海馬体(hippocampal formation)

海馬

  1. 海馬は、もっとも発作閾値が低い脳部位。
  2. 海馬は、虚血や無酸素状態に非常に弱い。
  3. 海馬は、ほかの大脳皮質(Cerebral cortex)システムのモデルになっている。
  4. 海馬体の各部位を一方向につなぐ特徴的な回路「三シナプス性回路(trisynaptic circuit)」。
  5. CA3領域再帰回路は、連合記憶を可能にする基本構造(Kohonen, 1978)である。「パターンコンプリーション仮説」
  6. 海馬がどのようにして、パターン補完(情報の統合)とパターン分離(情報の分解)を行なっているかは、これまでのところ不明。

「パターン補完」と「パターン分離」

パターン補完

  • 記憶を呼び起こすとき、たいていは何かがきっかけ。
  • 例えば、電話で声を聞いただけで「○○さんからだ」とわかる。下手な文字でも読めるし、手前の樹木で一部が隠れていても看板の字がわかる。脳は「情報の断片から記憶全体を復元する」。これを「パターン補完」と呼ぶ。
  • パターン補完のプロセスはほぼ自動的に行われている。
  • 過去の記憶が多ければ多いほど、また経験が豊かであればあるほど、うまくパターン補完ができるようになる。

パターン分離

  • 記憶がさらに積み重なると、今までわからなかった微妙な違いに気づくようになり、「見分けの能力」が芽生えてくる。
  • 例えば、双子の兄弟が区別でるようになり、マネとモネの絵やショパンとシューマンの曲も区別できるようになる。このように小さな差異を区別する能力を「パターン分離」と呼ぶ。

シナプス可塑性

  • シナプス可塑性とは、「特定の刺激によって、シナプス結合の強さが強まったり弱まったりする」現象のこと。

情報の統合と分解の制御

  • 同時入力」が繰り返されると、“情報を統合する“方向に組織構成が変化する。
  • 時間差のある入力」が繰り返されると、”情報を分解する“方向に組織構成が変化する。
  • 日常の例としては、姿と声を同時に体験することが繰り返されると(同時入力)、声だけでその人を思い出すことができるようになる。
  • 互いを交互に見比べることを繰り返すと(時間差入力)、双子の差がわかるようになる。
  • つまり、このシステムは、入力の時間と情報数に依存するシステムである。

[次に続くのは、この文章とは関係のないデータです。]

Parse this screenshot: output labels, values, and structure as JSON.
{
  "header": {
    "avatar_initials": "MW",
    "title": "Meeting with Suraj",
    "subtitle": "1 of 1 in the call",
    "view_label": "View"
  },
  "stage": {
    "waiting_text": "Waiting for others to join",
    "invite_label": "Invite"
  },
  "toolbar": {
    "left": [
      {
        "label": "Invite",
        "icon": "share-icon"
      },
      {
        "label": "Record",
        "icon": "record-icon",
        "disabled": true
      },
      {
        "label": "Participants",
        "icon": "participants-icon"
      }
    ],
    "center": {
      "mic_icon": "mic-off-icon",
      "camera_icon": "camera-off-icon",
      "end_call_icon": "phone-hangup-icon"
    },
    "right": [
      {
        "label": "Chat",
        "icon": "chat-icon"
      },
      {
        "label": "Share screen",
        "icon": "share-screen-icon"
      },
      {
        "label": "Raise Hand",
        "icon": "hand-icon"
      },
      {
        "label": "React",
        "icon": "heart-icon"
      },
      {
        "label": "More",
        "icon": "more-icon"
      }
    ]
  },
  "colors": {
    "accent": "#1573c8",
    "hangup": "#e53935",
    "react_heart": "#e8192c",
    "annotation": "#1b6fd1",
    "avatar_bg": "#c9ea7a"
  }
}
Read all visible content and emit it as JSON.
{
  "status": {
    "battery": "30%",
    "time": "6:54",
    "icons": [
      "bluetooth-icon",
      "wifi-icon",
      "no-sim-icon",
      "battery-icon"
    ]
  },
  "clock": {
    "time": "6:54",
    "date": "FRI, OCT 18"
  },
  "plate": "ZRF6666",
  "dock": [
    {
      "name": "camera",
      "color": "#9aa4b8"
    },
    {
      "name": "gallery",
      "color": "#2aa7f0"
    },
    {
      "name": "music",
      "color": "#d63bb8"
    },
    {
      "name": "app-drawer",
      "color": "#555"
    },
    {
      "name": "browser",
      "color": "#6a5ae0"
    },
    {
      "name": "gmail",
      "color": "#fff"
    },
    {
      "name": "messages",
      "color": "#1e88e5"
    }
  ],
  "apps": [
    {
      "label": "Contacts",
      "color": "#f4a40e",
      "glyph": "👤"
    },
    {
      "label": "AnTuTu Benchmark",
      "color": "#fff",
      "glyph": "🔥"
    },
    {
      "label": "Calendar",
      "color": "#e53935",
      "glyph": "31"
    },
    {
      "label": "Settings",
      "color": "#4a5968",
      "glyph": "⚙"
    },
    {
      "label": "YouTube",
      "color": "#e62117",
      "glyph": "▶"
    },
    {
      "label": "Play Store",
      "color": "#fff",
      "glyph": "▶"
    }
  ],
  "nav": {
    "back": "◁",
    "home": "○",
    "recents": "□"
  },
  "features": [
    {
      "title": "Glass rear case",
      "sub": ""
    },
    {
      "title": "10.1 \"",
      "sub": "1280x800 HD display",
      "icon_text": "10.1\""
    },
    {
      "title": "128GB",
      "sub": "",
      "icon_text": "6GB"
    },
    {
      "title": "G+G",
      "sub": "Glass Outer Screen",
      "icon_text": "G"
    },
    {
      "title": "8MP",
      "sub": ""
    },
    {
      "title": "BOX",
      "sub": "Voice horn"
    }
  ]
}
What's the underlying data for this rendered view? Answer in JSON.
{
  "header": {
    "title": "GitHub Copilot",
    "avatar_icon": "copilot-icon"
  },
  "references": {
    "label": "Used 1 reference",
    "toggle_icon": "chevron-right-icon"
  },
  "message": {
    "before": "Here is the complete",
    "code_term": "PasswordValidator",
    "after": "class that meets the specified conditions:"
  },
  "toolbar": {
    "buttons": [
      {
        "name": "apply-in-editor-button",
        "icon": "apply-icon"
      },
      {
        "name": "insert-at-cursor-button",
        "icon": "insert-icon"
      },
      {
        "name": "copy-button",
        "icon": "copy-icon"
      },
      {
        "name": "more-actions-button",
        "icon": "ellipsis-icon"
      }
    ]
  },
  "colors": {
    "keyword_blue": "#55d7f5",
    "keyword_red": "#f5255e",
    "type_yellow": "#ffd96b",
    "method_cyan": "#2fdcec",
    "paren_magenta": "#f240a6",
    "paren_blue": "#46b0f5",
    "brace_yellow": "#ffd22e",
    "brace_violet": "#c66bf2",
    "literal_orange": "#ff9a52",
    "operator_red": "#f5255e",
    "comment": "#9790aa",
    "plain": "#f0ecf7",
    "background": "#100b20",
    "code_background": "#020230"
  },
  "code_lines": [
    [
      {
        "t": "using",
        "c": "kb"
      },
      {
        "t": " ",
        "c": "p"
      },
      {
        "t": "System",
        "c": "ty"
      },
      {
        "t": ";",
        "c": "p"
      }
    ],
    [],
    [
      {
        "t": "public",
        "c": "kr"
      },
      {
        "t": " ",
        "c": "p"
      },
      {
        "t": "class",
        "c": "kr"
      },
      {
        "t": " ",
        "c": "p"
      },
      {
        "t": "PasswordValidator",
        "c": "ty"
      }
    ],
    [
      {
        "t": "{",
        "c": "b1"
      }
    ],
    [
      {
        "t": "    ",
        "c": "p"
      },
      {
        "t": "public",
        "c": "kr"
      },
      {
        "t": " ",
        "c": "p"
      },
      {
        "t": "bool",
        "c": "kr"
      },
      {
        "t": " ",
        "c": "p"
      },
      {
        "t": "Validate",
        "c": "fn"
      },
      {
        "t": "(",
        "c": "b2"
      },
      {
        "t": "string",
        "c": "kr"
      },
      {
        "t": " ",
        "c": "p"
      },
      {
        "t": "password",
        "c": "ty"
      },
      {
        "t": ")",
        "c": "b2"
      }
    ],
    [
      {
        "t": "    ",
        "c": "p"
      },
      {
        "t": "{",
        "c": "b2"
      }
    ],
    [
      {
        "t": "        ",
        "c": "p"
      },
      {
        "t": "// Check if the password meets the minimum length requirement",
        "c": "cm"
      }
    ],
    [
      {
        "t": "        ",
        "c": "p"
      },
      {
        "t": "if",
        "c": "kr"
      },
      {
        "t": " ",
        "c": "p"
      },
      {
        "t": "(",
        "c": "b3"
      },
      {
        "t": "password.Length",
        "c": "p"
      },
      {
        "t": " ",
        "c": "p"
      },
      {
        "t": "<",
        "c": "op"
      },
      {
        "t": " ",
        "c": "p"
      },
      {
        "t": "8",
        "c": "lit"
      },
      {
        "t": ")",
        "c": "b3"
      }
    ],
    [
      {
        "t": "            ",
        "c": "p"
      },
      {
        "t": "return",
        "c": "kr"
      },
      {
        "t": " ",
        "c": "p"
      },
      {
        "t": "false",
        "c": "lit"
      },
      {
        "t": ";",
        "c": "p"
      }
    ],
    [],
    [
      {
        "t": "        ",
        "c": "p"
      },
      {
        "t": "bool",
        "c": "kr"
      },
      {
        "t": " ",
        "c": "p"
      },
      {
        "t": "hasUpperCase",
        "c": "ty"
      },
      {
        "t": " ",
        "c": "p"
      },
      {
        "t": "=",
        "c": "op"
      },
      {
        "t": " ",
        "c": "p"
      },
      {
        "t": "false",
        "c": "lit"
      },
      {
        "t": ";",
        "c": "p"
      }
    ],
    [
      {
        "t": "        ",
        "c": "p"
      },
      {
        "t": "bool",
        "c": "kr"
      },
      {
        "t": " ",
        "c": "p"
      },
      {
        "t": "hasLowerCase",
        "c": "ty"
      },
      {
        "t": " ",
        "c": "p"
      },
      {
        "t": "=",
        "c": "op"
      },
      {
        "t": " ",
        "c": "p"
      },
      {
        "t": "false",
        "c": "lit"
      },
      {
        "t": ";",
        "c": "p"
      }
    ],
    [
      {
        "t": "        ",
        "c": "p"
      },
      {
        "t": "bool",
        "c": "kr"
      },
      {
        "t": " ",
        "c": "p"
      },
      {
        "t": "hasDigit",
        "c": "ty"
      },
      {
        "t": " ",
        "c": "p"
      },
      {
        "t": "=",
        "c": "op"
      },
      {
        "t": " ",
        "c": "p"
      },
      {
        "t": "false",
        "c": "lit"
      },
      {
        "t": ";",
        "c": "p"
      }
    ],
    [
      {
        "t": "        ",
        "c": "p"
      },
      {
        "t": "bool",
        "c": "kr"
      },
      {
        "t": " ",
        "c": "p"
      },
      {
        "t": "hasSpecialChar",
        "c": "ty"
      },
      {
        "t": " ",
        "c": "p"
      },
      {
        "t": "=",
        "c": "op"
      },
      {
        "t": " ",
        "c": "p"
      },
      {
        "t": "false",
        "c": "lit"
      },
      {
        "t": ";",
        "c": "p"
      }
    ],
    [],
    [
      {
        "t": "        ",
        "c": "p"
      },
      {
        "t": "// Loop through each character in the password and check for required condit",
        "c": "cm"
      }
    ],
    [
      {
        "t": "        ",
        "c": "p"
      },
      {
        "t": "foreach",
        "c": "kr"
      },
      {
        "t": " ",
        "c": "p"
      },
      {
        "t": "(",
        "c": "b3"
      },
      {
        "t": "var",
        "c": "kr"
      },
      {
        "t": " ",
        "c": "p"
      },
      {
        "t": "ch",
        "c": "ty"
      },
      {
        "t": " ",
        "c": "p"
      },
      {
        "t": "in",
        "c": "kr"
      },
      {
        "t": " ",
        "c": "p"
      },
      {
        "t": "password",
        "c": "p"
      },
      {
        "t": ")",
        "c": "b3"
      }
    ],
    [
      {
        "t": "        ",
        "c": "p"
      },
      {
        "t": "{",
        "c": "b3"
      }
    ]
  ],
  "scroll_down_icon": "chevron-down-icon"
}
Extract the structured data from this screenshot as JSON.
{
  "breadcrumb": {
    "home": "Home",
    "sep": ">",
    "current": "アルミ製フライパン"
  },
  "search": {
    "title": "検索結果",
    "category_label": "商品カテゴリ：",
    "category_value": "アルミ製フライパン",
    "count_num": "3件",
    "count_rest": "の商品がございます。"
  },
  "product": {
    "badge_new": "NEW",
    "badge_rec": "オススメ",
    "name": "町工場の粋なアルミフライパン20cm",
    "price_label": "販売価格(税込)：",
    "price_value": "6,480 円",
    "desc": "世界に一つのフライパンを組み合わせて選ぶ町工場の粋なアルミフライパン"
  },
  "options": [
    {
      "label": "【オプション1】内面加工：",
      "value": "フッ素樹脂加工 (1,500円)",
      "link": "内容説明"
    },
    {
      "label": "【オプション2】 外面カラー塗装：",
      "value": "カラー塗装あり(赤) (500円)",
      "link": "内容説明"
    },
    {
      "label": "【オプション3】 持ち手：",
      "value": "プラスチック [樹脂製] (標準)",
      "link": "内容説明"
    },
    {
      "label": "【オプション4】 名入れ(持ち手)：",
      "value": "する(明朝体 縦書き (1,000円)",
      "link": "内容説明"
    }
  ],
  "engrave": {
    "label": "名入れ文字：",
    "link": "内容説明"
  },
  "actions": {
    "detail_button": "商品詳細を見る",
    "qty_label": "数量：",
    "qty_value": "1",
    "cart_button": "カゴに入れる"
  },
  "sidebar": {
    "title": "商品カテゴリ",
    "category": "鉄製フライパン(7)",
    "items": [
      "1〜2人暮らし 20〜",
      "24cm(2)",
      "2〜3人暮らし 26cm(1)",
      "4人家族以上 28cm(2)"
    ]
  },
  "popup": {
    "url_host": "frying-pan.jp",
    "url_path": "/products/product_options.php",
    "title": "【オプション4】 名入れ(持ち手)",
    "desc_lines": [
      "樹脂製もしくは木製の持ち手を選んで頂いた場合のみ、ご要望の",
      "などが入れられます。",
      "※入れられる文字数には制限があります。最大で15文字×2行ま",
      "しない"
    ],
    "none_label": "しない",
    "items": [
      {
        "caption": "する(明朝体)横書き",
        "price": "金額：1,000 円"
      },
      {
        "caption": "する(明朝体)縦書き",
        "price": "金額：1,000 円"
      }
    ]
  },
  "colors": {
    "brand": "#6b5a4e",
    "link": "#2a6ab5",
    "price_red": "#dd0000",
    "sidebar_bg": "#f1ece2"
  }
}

短い時間でたくさんの情報が入力された場合、それらを効率的に処理するために情報の統合を行うが、一定時間内の情報入力が少ない場合には、より詳しく認識しようとするのではないだろうか。
  • これは、生物としてこの世界で生き残るためには、非常に合理的なデザインになっていると思える。
  • 生物にとっての至上命題とは、「外部環境の変化に適応すること」なのだろう。

海馬とは

  1. 海馬回路には、多様な論理演算子が存在している。
  2. 海馬回路は、AND素子などを用いた並行分散型の情報処理を行っている。
  3. 海馬は与えられた入力に応じて、”自らシステム内部の構成及び機能を変化させる性質“を持っている。
  4. これが、人間が持つ外部環境の変化に適応する環境適応能力の源であり、学習を通じて、自らを変化させる学びそのものなのだと思う。